Amphibolic Connections (TCA as a “Metabolic Roundabout”)
The TCA cycle is central because its intermediates are pulled off for synthesis:
| TCA intermediate | Can become… | Clinical/testable tie-in |
|---|---|---|
| Citrate | Fatty acids, cholesterol | Citrate shuttle; cytosolic acetyl-CoA source |
| α-Ketoglutarate | Glutamate → other AAs, neurotransmitters | Transamination hub |
| Succinyl-CoA | Heme synthesis | ALA synthase uses glycine + succinyl-CoA |
| Oxaloacetate | Aspartate, gluconeogenesis | Aspartate for urea cycle & nucleotide synthesis |
Anaplerotic reactions (refilling the cycle)
Most tested:
- Pyruvate carboxylase (biotin, ATP)
Pyruvate → oxaloacetate- Activated by acetyl-CoA
- Important for gluconeogenesis and maintaining TCA capacity
If oxaloacetate is depleted (e.g., pulled to gluconeogenesis), acetyl-CoA can’t effectively enter TCA → contributes to ketogenesis (classic fasting/diabetes physiology connection).
High-Yield First Aid Cross-References (Where to Anchor This)
In First Aid for the USMLE Step 1 (Biochemistry), the TCA cycle content is typically integrated across:
- Carbohydrate metabolism: TCA steps, yield, regulation
- Pyruvate dehydrogenase complex: shared cofactors with α-KG DH; thiamine/arsenic associations
- ETC/oxidative phosphorylation: how ETC blockade backs up NADH and slows TCA
- Vitamins: B1, B2, B3, B5 and their roles in energy metabolism
- Enzyme inhibition: malonate, fluoroacetate, arsenic
Use FA as your “map,” but make sure you can answer:
- Which step makes GTP? (succinyl-CoA synthetase)
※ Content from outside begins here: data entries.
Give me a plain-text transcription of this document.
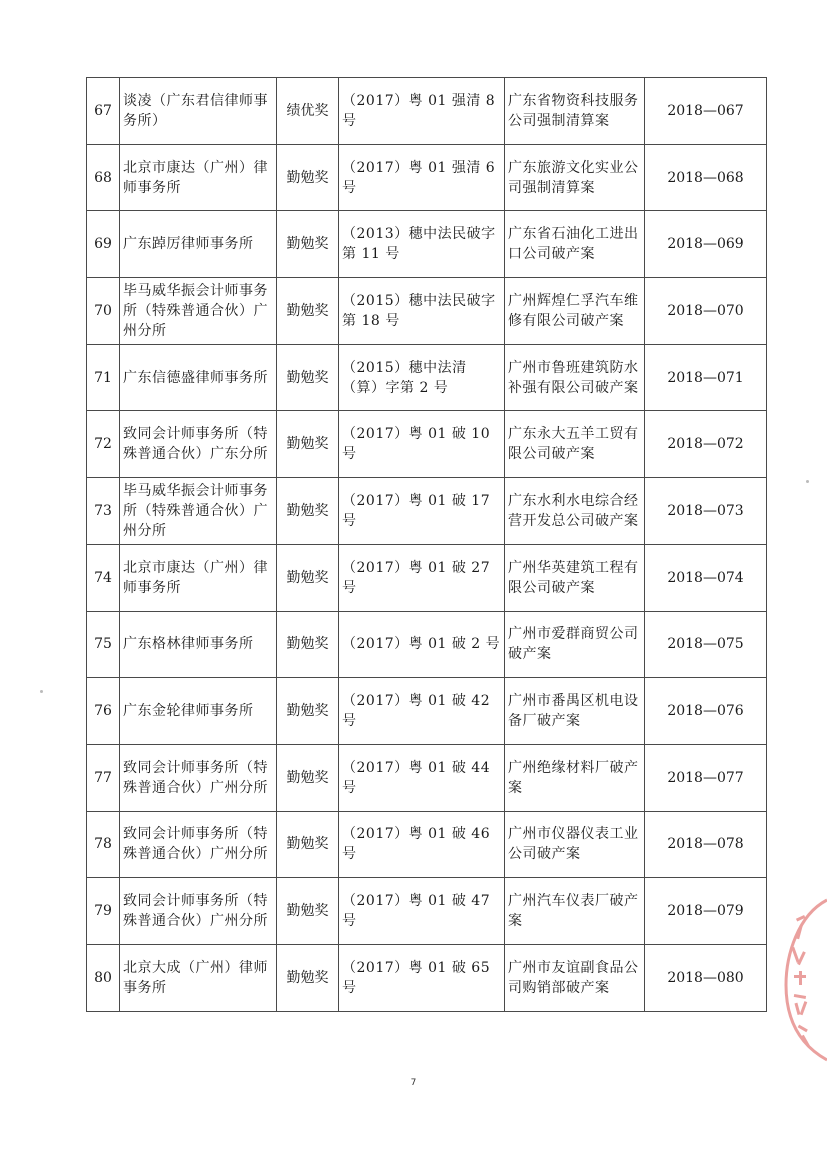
67	谈凌（广东君信律师事务所）	绩优奖	（2017）粤 01 强清 8 号	广东省物资科技服务公司强制清算案	2018—067
68	北京市康达（广州）律师事务所	勤勉奖	（2017）粤 01 强清 6 号	广东旅游文化实业公司强制清算案	2018—068
69	广东踔厉律师事务所	勤勉奖	（2013）穗中法民破字第 11 号	广东省石油化工进出口公司破产案	2018—069
70	毕马威华振会计师事务所（特殊普通合伙）广州分所	勤勉奖	（2015）穗中法民破字第 18 号	广州辉煌仁孚汽车维修有限公司破产案	2018—070
71	广东信德盛律师事务所	勤勉奖	（2015）穗中法清（算）字第 2 号	广州市鲁班建筑防水补强有限公司破产案	2018—071
72	致同会计师事务所（特殊普通合伙）广东分所	勤勉奖	（2017）粤 01 破 10 号	广东永大五羊工贸有限公司破产案	2018—072
73	毕马威华振会计师事务所（特殊普通合伙）广州分所	勤勉奖	（2017）粤 01 破 17 号	广东水利水电综合经营开发总公司破产案	2018—073
74	北京市康达（广州）律师事务所	勤勉奖	（2017）粤 01 破 27 号	广州华英建筑工程有限公司破产案	2018—074
75	广东格林律师事务所	勤勉奖	（2017）粤 01 破 2 号	广州市爱群商贸公司破产案	2018—075
76	广东金轮律师事务所	勤勉奖	（2017）粤 01 破 42 号	广州市番禺区机电设备厂破产案	2018—076
77	致同会计师事务所（特殊普通合伙）广州分所	勤勉奖	（2017）粤 01 破 44 号	广州绝缘材料厂破产案	2018—077
78	致同会计师事务所（特殊普通合伙）广州分所	勤勉奖	（2017）粤 01 破 46 号	广州市仪器仪表工业公司破产案	2018—078
79	致同会计师事务所（特殊普通合伙）广州分所	勤勉奖	（2017）粤 01 破 47 号	广州汽车仪表厂破产案	2018—079
80	北京大成（广州）律师事务所	勤勉奖	（2017）粤 01 破 65 号	广州市友谊副食品公司购销部破产案	2018—080
7
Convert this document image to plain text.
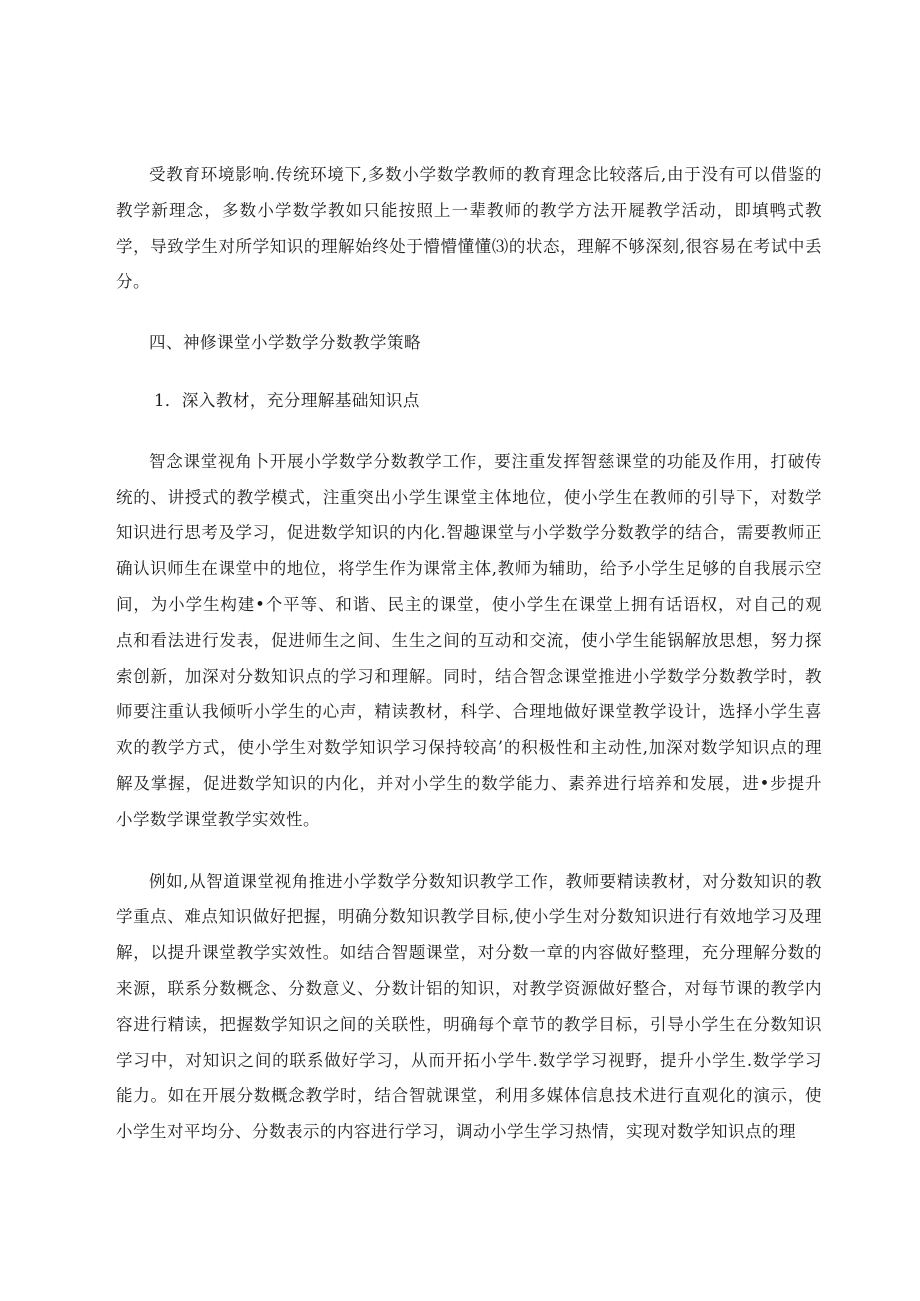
受教育环境影响.传统环境下,多数小学数学教师的教育理念比较落后,由于没有可以借鉴的教学新理念，多数小学数学教如只能按照上一辈教师的教学方法开屣教学活动，即填鸭式教学，导致学生对所学知识的理解始终处于懵懵懂懂⑶的状态，理解不够深刻,很容易在考试中丢分。

四、神修课堂小学数学分数教学策略

1．深入教材，充分理解基础知识点

智念课堂视角卜开展小学数学分数教学工作，要注重发挥智慈课堂的功能及作用，打破传统的、讲授式的教学模式，注重突出小学生课堂主体地位，使小学生在教师的引导下，对数学知识进行思考及学习，促进数学知识的内化.智趣课堂与小学数学分数教学的结合，需要教师正确认识师生在课堂中的地位，将学生作为课常主体,教师为辅助，给予小学生足够的自我展示空间，为小学生构建•个平等、和谐、民主的课堂，使小学生在课堂上拥有话语权，对自己的观点和看法进行发表，促进师生之间、生生之间的互动和交流，使小学生能锅解放思想，努力探索创新，加深对分数知识点的学习和理解。同时，结合智念课堂推进小学数学分数教学时，教师要注重认我倾听小学生的心声，精读教材，科学、合理地做好课堂教学设计，选择小学生喜欢的教学方式，使小学生对数学知识学习保持较高’的积极性和主动性,加深对数学知识点的理解及掌握，促进数学知识的内化，并对小学生的数学能力、素养进行培养和发展，进•步提升小学数学课堂教学实效性。

例如,从智道课堂视角推进小学数学分数知识教学工作，教师要精读教材，对分数知识的教学重点、难点知识做好把握，明确分数知识教学目标,使小学生对分数知识进行有效地学习及理解，以提升课堂教学实效性。如结合智题课堂，对分数一章的内容做好整理，充分理解分数的来源，联系分数概念、分数意义、分数计铝的知识，对教学资源做好整合，对每节课的教学内容进行精读，把握数学知识之间的关联性，明确每个章节的教学目标，引导小学生在分数知识学习中，对知识之间的联系做好学习，从而开拓小学牛.数学学习视野，提升小学生.数学学习能力。如在开展分数概念教学时，结合智就课堂，利用多媒体信息技术进行直观化的演示，使小学生对平均分、分数表示的内容进行学习，调动小学生学习热情，实现对数学知识点的理
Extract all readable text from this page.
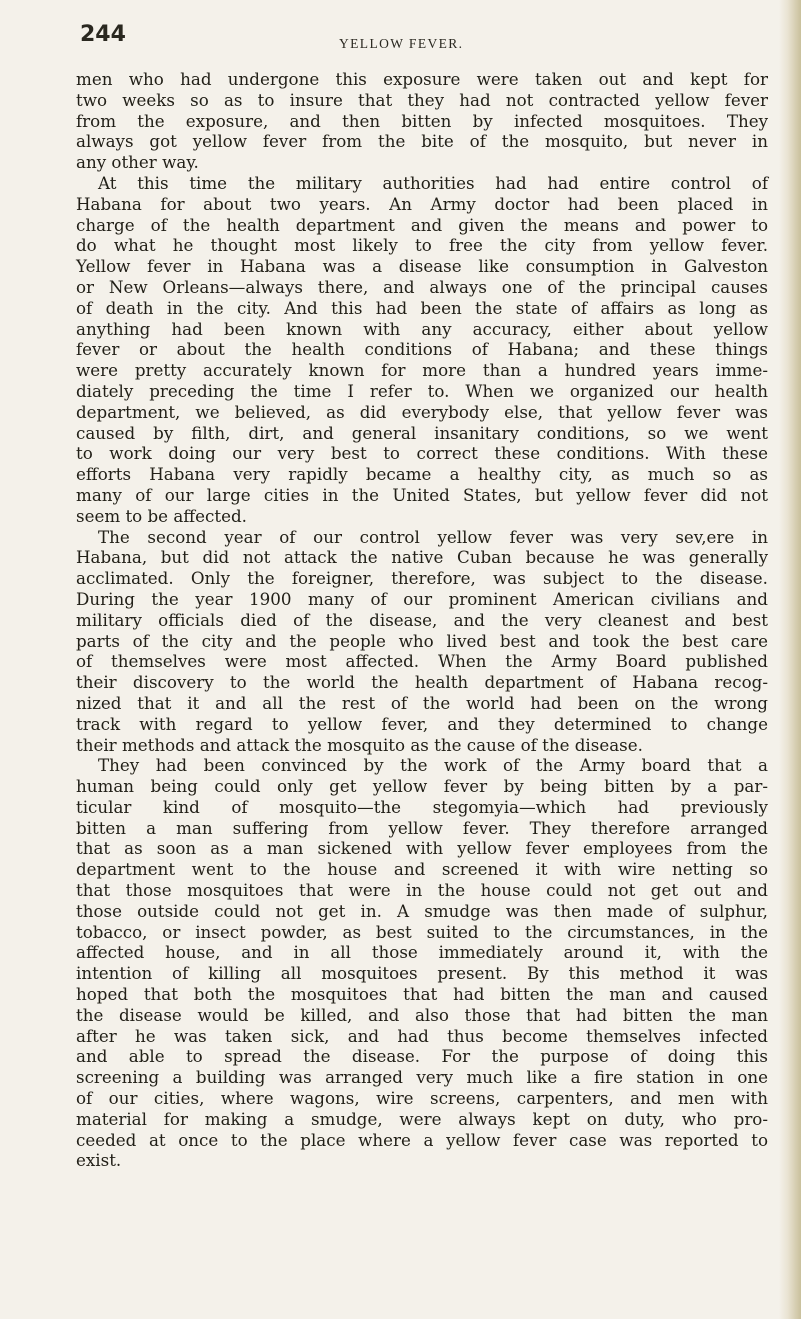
244	YELLOW FEVER.
men who had undergone this exposure were taken out and kept for
two weeks so as to insure that they had not contracted yellow fever
from the exposure, and then bitten by infected mosquitoes. They
always got yellow fever from the bite of the mosquito, but never in
any other way.
At this time the military authorities had had entire control of
Habana for about two years. An Army doctor had been placed in
charge of the health department and given the means and power to
do what he thought most likely to free the city from yellow fever.
Yellow fever in Habana was a disease like consumption in Galveston
or New Orleans—always there, and always one of the principal causes
of death in the city. And this had been the state of affairs as long as
anything had been known with any accuracy, either about yellow
fever or about the health conditions of Habana; and these things
were pretty accurately known for more than a hundred years imme-
diately preceding the time I refer to. When we organized our health
department, we believed, as did everybody else, that yellow fever was
caused by filth, dirt, and general insanitary conditions, so we went
to work doing our very best to correct these conditions. With these
efforts Habana very rapidly became a healthy city, as much so as
many of our large cities in the United States, but yellow fever did not
seem to be affected.
The second year of our control yellow fever was very sev,ere in
Habana, but did not attack the native Cuban because he was generally
acclimated. Only the foreigner, therefore, was subject to the disease.
During the year 1900 many of our prominent American civilians and
military officials died of the disease, and the very cleanest and best
parts of the city and the people who lived best and took the best care
of themselves were most affected. When the Army Board published
their discovery to the world the health department of Habana recog-
nized that it and all the rest of the world had been on the wrong
track with regard to yellow fever, and they determined to change
their methods and attack the mosquito as the cause of the disease.
They had been convinced by the work of the Army board that a
human being could only get yellow fever by being bitten by a par-
ticular kind of mosquito—the stegomyia—which had previously
bitten a man suffering from yellow fever. They therefore arranged
that as soon as a man sickened with yellow fever employees from the
department went to the house and screened it with wire netting so
that those mosquitoes that were in the house could not get out and
those outside could not get in. A smudge was then made of sulphur,
tobacco, or insect powder, as best suited to the circumstances, in the
affected house, and in all those immediately around it, with the
intention of killing all mosquitoes present. By this method it was
hoped that both the mosquitoes that had bitten the man and caused
the disease would be killed, and also those that had bitten the man
after he was taken sick, and had thus become themselves infected
and able to spread the disease. For the purpose of doing this
screening a building was arranged very much like a fire station in one
of our cities, where wagons, wire screens, carpenters, and men with
material for making a smudge, were always kept on duty, who pro-
ceeded at once to the place where a yellow fever case was reported to
exist.
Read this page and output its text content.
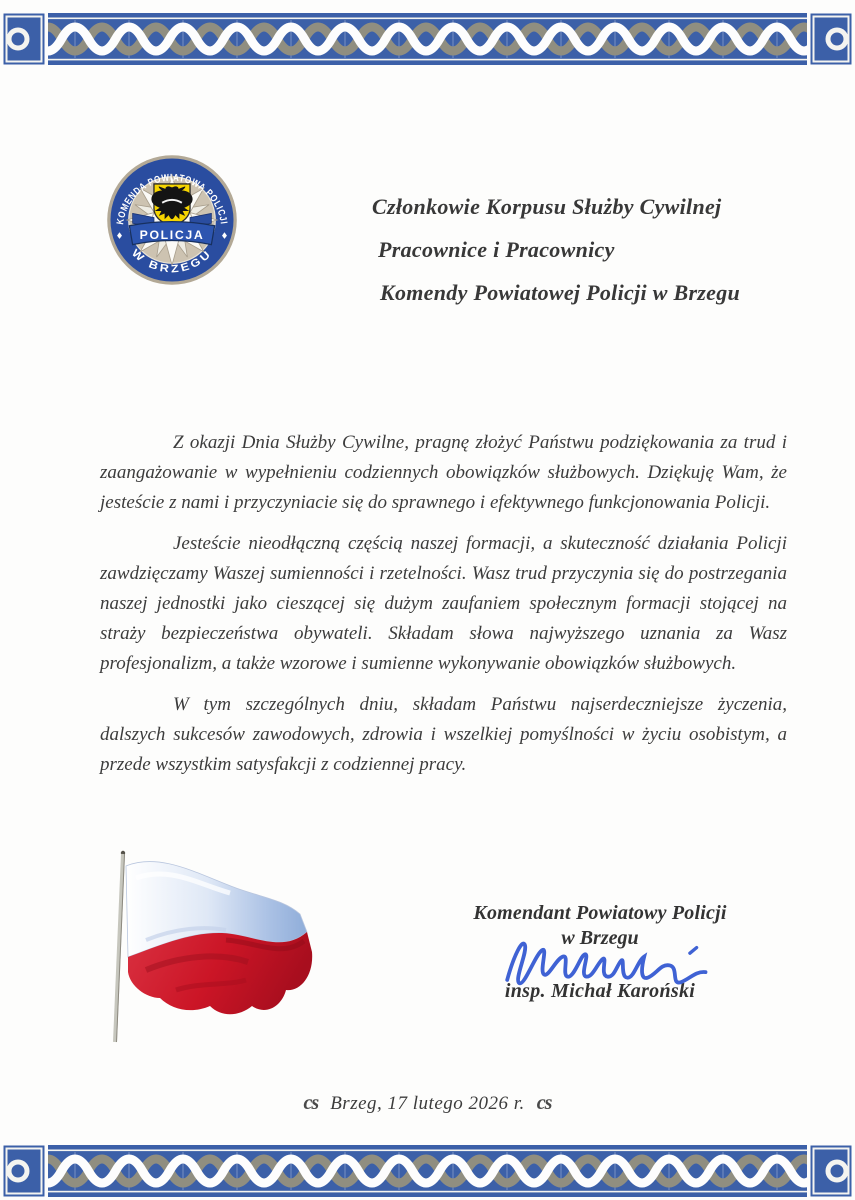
POLICJA
KOMENDA POWIATOWA POLICJI
W BRZEGU
Członkowie Korpusu Służby Cywilnej
Pracownice i Pracownicy
Komendy Powiatowej Policji w Brzegu

Z okazji Dnia Służby Cywilne, pragnę złożyć Państwu podziękowania za trud i zaangażowanie w wypełnieniu codziennych obowiązków służbowych. Dziękuję Wam, że jesteście z nami i przyczyniacie się do sprawnego i efektywnego funkcjonowania Policji.

Jesteście nieodłączną częścią naszej formacji, a skuteczność działania Policji zawdzięczamy Waszej sumienności i rzetelności. Wasz trud przyczynia się do postrzegania naszej jednostki jako cieszącej się dużym zaufaniem społecznym formacji stojącej na straży bezpieczeństwa obywateli. Składam słowa najwyższego uznania za Wasz profesjonalizm, a także wzorowe i sumienne wykonywanie obowiązków służbowych.

W tym szczególnych dniu, składam Państwu najserdeczniejsze życzenia, dalszych sukcesów zawodowych, zdrowia i wszelkiej pomyślności w życiu osobistym, a przede wszystkim satysfakcji z codziennej pracy.

Komendant Powiatowy Policji
w Brzegu
insp. Michał Karoński
cs Brzeg, 17 lutego 2026 r. cs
- Which step is Complex II? (succinate dehydrogenase)
- Which steps release CO₂? (isocitrate DH, α-KG DH)
- Which step is rate-limiting? (isocitrate DH)
- Which enzymes need the 5 cofactors? (PDH, α-KG DH)
Rapid-Fire HY Facts (Exam-Day Ready)
- TCA is aerobic indirectly: it depends on the ETC to regenerate NAD⁺/FAD.
- Succinate dehydrogenase = Complex II (inner mitochondrial membrane).
- Net per acetyl-CoA: 3 NADH, 1 FADH₂, 1 GTP, 2 CO₂ ≈ 10 ATP.
- Rate-limiting: isocitrate dehydrogenase (↑ ADP, Ca²⁺; ↓ ATP, NADH).
- Arsenic inhibits lipoic acid → inhibits PDH + α-KG DH → lactic acidosis.
- Malonate competitively inhibits succinate dehydrogenase.
- Fluoroacetate inhibits aconitase.
- Thiamine deficiency hits oxidative tissues hard → neurologic findings + lactic acidosis risk (give thiamine before glucose).